As with its predecessor, GEO6 focuses in on water security and cooperation. It finds that there has been a rapid deterioration in freshwater quantity and quality in different regions. Conflicts are found to exacerbate this, alongside human migration, and droughts that are increasing in severity and intensity. In West Asia, where water provision has improved significantly, the report finds that the reliability and continuity of services is being challenged by armed conflicts.
The report cites a UN Environment publication which states that some 286 international transboundary river basins involving 151 countries “pose challenging management problems”. Transboundary lakes and reservoirs are also noted as being problematic, and even within countries such as India or the USA, transboundary problems may arise between states or provinces.
Arguing that water management has historically resulted in “cooperative, rather than conflicting, outcomes”, the report nevertheless notes that conflicts can arise over the implementation of international and inter-state agreements. Similarly, an intensification of water pollution and scarcity can also cause tensions both between and within states, though it is noted that these are rarely the sole trigger of a conflict.
Environmental security in a future GEO7
The elements of GEO6 that address security and conflicts are just part of the bleak picture it paints of the severe environmental threats faced by humanity. The report’s executive summary, which was negotiated and agreed by states in January, argues that “urgent action at an unprecedented scale is necessary to arrest and reverse this situation”. Yet at UNEA-4 in Nairobi this March, the actions of some states seemed wholly at odds with this.
That the environmental drivers and consequences of conflicts feature in GEO6 is to be welcomed. Nevertheless, during negotiations to agree the text of the executive summary, two states objected to reflecting the linkages between environmental change and security in the document. Had the summary failed to do so, it would have struck many as odd given the extent to which the full report communicates the importance of integrated and holistic approaches to address environmental, economic and social problems. The complex relationships between the environment and security are a prime example of precisely why such approaches are needed. As it stands, the executive summary states that environmental degradation and climate change can lead to conflicts but does not refer to the environmental consequences of conflicts.
Which is not to say that the linkages between climate change and environmental degradation, and armed conflicts, are fully understood, particularly as they are often context and location specific. This perhaps underscores the importance of the process leading up to the next GEO report and the potential that the process could have as a vehicle for encouraging research on these linkages.
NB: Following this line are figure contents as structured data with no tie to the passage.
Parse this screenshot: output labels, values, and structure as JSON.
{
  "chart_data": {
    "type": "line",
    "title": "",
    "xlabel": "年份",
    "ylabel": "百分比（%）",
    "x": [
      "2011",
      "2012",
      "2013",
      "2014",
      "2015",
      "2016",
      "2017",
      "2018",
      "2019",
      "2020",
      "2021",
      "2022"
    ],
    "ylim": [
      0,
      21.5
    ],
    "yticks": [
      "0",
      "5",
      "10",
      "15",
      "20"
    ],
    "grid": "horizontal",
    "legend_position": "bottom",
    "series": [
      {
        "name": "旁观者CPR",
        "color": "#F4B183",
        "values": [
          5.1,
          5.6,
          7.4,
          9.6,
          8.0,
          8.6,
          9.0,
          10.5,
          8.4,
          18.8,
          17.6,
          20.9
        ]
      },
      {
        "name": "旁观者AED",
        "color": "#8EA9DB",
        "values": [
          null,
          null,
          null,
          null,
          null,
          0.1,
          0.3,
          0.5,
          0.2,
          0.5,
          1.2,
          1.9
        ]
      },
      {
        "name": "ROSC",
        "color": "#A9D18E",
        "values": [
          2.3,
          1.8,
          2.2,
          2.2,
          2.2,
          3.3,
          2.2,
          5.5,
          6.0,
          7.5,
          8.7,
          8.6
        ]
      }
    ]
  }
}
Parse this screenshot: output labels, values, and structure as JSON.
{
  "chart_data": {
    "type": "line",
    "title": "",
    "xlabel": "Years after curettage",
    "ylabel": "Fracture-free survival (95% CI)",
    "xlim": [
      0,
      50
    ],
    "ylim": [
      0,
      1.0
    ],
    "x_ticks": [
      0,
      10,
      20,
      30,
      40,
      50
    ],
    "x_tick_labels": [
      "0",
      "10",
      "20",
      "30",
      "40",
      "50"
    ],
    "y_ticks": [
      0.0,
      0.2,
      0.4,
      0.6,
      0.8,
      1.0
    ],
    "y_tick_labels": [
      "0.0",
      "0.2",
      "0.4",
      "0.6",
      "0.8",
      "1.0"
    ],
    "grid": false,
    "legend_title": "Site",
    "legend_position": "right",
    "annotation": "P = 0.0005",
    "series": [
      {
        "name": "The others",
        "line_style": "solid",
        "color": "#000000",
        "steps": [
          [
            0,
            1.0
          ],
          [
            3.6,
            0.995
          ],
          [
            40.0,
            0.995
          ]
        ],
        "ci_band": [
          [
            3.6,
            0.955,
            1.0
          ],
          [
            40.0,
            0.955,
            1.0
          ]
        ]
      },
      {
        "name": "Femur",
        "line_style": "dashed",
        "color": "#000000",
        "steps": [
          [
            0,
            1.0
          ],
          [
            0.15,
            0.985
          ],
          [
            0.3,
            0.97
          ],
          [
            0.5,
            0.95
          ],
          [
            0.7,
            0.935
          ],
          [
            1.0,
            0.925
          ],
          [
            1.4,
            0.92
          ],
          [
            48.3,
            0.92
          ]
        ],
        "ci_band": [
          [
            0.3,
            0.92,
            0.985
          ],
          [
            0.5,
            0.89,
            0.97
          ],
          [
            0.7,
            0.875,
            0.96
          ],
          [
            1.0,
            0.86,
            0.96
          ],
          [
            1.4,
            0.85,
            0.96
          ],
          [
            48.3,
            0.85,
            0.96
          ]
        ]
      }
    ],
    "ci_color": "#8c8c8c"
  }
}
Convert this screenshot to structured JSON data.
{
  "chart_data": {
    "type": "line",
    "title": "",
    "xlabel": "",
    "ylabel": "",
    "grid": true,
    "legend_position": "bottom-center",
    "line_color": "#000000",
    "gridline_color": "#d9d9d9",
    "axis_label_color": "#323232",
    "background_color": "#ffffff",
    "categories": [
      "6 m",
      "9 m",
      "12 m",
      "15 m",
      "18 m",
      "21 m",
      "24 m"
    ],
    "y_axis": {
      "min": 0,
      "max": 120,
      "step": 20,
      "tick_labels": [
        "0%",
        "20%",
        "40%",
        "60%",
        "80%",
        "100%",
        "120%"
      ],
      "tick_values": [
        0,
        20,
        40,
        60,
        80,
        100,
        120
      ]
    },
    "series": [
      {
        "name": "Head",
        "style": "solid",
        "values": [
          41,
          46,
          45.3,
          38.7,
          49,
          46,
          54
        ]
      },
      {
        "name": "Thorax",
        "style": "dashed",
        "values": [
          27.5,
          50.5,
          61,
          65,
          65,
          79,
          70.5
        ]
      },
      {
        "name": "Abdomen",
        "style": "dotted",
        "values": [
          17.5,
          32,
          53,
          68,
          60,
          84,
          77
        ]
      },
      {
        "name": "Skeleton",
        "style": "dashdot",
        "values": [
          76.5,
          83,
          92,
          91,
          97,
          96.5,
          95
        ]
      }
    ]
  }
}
The UNEA-4 resolution Keeping the world environment under review included a suite of proposals for improving data collection on environmental change, and called for UN Environment, in consultation with stakeholders, to prepare an options document on the scope and process for GEO7. It also called on them to accelerate efforts to assist states in developing their national environmental data management capacities and environmental monitoring systems for environmental security.
As a minority of spoiler states failed to block language on the relationship between environmental change and human security in March, there is now an opportunity for environmental security to feature in whatever comes next for the GEO process. While its next incarnation is yet to be fully determined, if UN Environment’s moves toward the greater use of Big Data are realised, there is the potential for GEO to become more regular, more accessible, more policy-orientated and more relevant for those seeking to underpin decision-making with reliable environmental data.
Doug Weir is the Research and Policy Director at CEOBS; Leonie Nimmo is a Research Associate.